The first Azeri butchers we came across were in Baku, at the Təzə Bazar. Men grabbed bloody chunks of muscle and held them out to us – “beef,” they said, or “steak.” There were hearts and lungs, cleaned tripe, trotters and testicles, brains sitting on semi-cleaned tile counters. The butchers worked – as they do everywhere in Azerbaijan – on large chopping blocks fashioned from sections of tree trunk, the bark still on.
At first, I was struck by how casually these vendors handled their products. How is it that that’s surprising? Millions of pounds of meat are cut up every day. Is every slice committed squeamishly? Is every piece parted with closed eyes? Does an employee in a slaughterhouse shudder at the sight of intestine?
In Azerbaijan, meat hangs right over the sidewalk, like burly men having a conversation in front of the store. Unwanted scraps are tossed to the dogs. Customers can touch and smell the flesh, the butchers will make alterations.

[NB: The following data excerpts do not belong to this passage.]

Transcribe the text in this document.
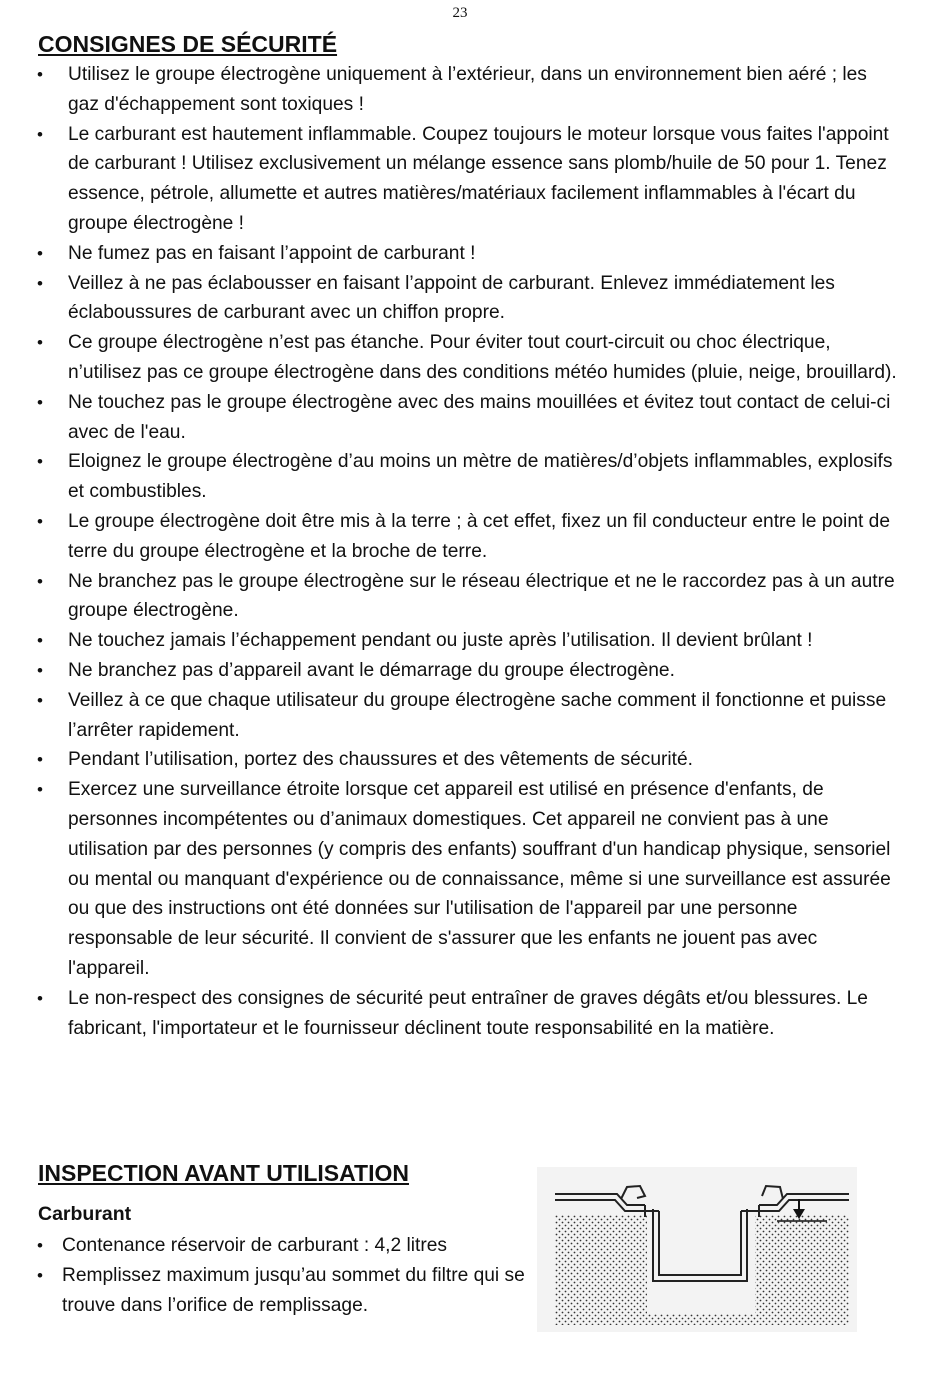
23
CONSIGNES DE SÉCURITÉ
• Utilisez le groupe électrogène uniquement à l’extérieur, dans un environnement bien aéré ; les gaz d'échappement sont toxiques !
• Le carburant est hautement inflammable. Coupez toujours le moteur lorsque vous faites l'appoint de carburant ! Utilisez exclusivement un mélange essence sans plomb/huile de 50 pour 1. Tenez essence, pétrole, allumette et autres matières/matériaux facilement inflammables à l'écart du groupe électrogène !
• Ne fumez pas en faisant l’appoint de carburant !
• Veillez à ne pas éclabousser en faisant l’appoint de carburant. Enlevez immédiatement les éclaboussures de carburant avec un chiffon propre.
• Ce groupe électrogène n’est pas étanche. Pour éviter tout court-circuit ou choc électrique, n’utilisez pas ce groupe électrogène dans des conditions météo humides (pluie, neige, brouillard).
• Ne touchez pas le groupe électrogène avec des mains mouillées et évitez tout contact de celui-ci avec de l'eau.
• Eloignez le groupe électrogène d’au moins un mètre de matières/d’objets inflammables, explosifs et combustibles.
• Le groupe électrogène doit être mis à la terre ; à cet effet, fixez un fil conducteur entre le point de terre du groupe électrogène et la broche de terre.
• Ne branchez pas le groupe électrogène sur le réseau électrique et ne le raccordez pas à un autre groupe électrogène.
• Ne touchez jamais l’échappement pendant ou juste après l’utilisation. Il devient brûlant !
• Ne branchez pas d’appareil avant le démarrage du groupe électrogène.
• Veillez à ce que chaque utilisateur du groupe électrogène sache comment il fonctionne et puisse l’arrêter rapidement.
• Pendant l’utilisation, portez des chaussures et des vêtements de sécurité.
• Exercez une surveillance étroite lorsque cet appareil est utilisé en présence d'enfants, de personnes incompétentes ou d’animaux domestiques. Cet appareil ne convient pas à une utilisation par des personnes (y compris des enfants) souffrant d'un handicap physique, sensoriel ou mental ou manquant d'expérience ou de connaissance, même si une surveillance est assurée ou que des instructions ont été données sur l'utilisation de l'appareil par une personne responsable de leur sécurité. Il convient de s'assurer que les enfants ne jouent pas avec l'appareil.
• Le non-respect des consignes de sécurité peut entraîner de graves dégâts et/ou blessures. Le fabricant, l'importateur et le fournisseur déclinent toute responsabilité en la matière.
INSPECTION AVANT UTILISATION
Carburant
• Contenance réservoir de carburant : 4,2 litres
• Remplissez maximum jusqu’au sommet du filtre qui se trouve dans l’orifice de remplissage.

Meat is expensive here, and selling it is a proud trade. This woman motioned for us to take her picture, cleaning up her workspace. Imagine an American supermarket butcher, hidden away in the back room, working in (what we assume is) glistening sterility, his hands in plastic, his product sealed up as quickly as possible. Imagine that butcher wanting his picture taken - it seems almost like taking a picture of a mortician or a doctor, not of someone preparing food.In the markets and on the roadsides of Azerbaijan, the butchers see this red stuff for what it is: food. I remember one man holding up a cut of beef appreciatively, palpating it a little with his red hands - "beef" he said. "No problem. Very good." His eyes were proud. What he was showing me was something he saw as tasty, like a baker holding up a pie or a grocer displaying fruit.